According to the New York Times, this trend to return to a previous employer is beginning to show up with greater frequency.
Regardless of the ultimate outcome, it is important to keep a civility in the separation process.
Smaller Companies Have Options
Often, it is in the power for a smaller company to keep against a larger corporation to keep a valued employee.
The first decision the company must make is do they want to keep the employee.
Many smaller companies, with flat leadership levels often get rid of an employee the minute they hear he or she is considering leaving. This attitude often works against keeping good employees in the long run.
With greater opportunities available, this approach leaves employees with little options but to find a job, announce he or she is leaving and then getting out as quickly as possible.
By being more open, smaller companies can have a window of opportunity to make that employee change his or her mind.
What A Company Can Do
There are things a small company can do to keep an employee.
As reported in the Bergen Record, employers can restructure the position, give the individual time off to think about the change, or even enable them to telecommute.
The key, according to experts is to "make the employee feel wanted and move quickly to make that clear.
This was the advice of Leigh Branham, a human-resource consultant in Overland Park, Kan.
Others suggest making it to the departing employee that he or she can come back.
That is what is happening in a number of cases, reported to this publication.
"We told our marketing executive that she could come back when she joined a client of ours," said one distribution company executive.
"What we thought would happen did happen," he went on. "She was just not cut out for the more structured environment they had over there. When she wanted to return, we welcomed her with open arms.
Need For Care
Small firms need to be careful about such moves however, in terms of the employees that stayed behind.

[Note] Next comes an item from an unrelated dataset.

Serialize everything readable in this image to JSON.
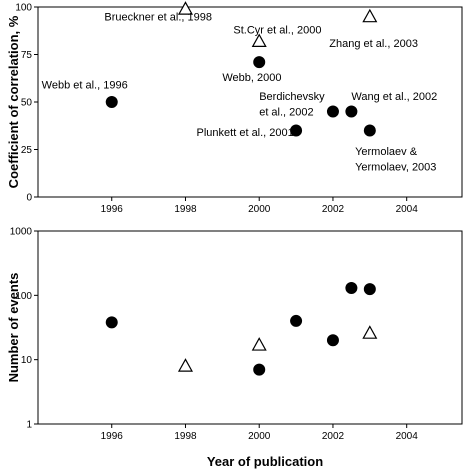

One firm took back a particularly aggressive finance manager and was faced with a near-rebellion from his staff.
In this instance, there were heretofore-unknown issues involving this manager's people skills. It turned out that the reason he wanted to return was because those problems surfaced quickly at the larger corporation.
One manager reported that he was incensed that an employee went to a competitor and was doubly angered by that individual's request to return.
"If they go to a competitor, it is important to make it clear, that a return path is not open to them," said one expert.
With the employment landscape changing, small firms need to be flexible, careful and more open with their employees.